## Load Customer Data to Mongo Collection

Develop a function to store the customer data from a file into Mongo DB Collection.
* Let us go through the details about the actual usage.
  * An eCommerce platform will be a mobile app or web app. Using eCommerce platform we typically sell products to the customers. The data will be typically in RDBMS database such as Postgres, MySQL, Oracle, SQL Server etc.
  * However, the eCommerce company who runs the platform want to run the loyalty program. For that they build an application using MongoDB database.
  * Now we need to integrate the customer data in RDBMS database into the MongoDB database built for loyalty program application.
  * We can either integrate data between the eCommerce Platform and loyalty program in batch mode or real time.
  * Batch mode means the data from the eCommerce Platform database will be sent once every day in the form of files and we should have a scheduled job which will load this data into the target MongoDB database built for loyalty program.
* Let us assume that data is sent every day into the location **/data/ecomm/customers** for previous day.
* Here is the file naming convention - **part-00000**. The name of the file will be incremented for each of the new file added with incremental data.
* For now, we have customer data available under **/data/ecomm/customers/part-00000**.
* Make sure to understand characteristics of the data.
* Use appropriate Pandas API to read the data.
* Use MongoDB Bulk Insert to insert the data into Mongo Collection.
* Use this piece of code to determine the **database name** and **user name** you are supposed to use.

In [None]:
import getpass
username = getpass.getuser()

db_name = f'{username}_scratch_db'
db_user = f'{username}_scratch_user'
db_host = 'pylabsmd.itversity.com'
db_port = 27017

* Use this piece of code to get the password from the **/home/itversity/.jupyterenv** file. 

In [None]:
import configparser

config = configparser.ConfigParser()
config.read('/home/itversity/.jupyterenv')
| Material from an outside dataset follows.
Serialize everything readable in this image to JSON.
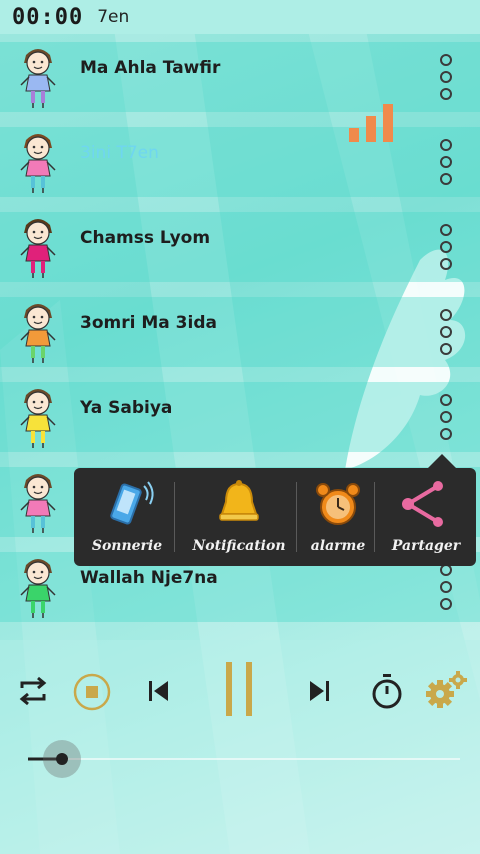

db_pass = config['DEFAULT']['MONGO_SCRATCH_PASS']

* Develop multiple functions which will read the data from **/data/ecomm/customers/part-00000** and then write to a collection in the database called as **customers**.
  * Step 1: Create Mongo Client
  * Step 2: Read the data from file to list of dicts
  * Step 3: Write list of dicts to Mongo Collection
* You neeed to modularize the code.

### Step 1: Create Mongo Client

Develop a function by name **get_mongo_client** which takes all the arguments to build a client and return client object.

In [None]:
# Your code should go here
# The function should return the mongo client object.

import pymongo
def get_mongo_client(db_host, db_port, db_user, db_pass, db_auth_source='admin'):
    # Make sure to pass authSource argument while creatig mongo client

    return client

* Validate **get_mongo_client** using this piece of code. You might or might not see the collections in the database.

In [None]:
client = get_mongo_client(
    db_host=db_host,
    db_port=db_port,
    db_user=db_user,
    db_pass=db_pass,
    db_auth_source='admin'
)

client[f'{db_name}'].list_collection_names()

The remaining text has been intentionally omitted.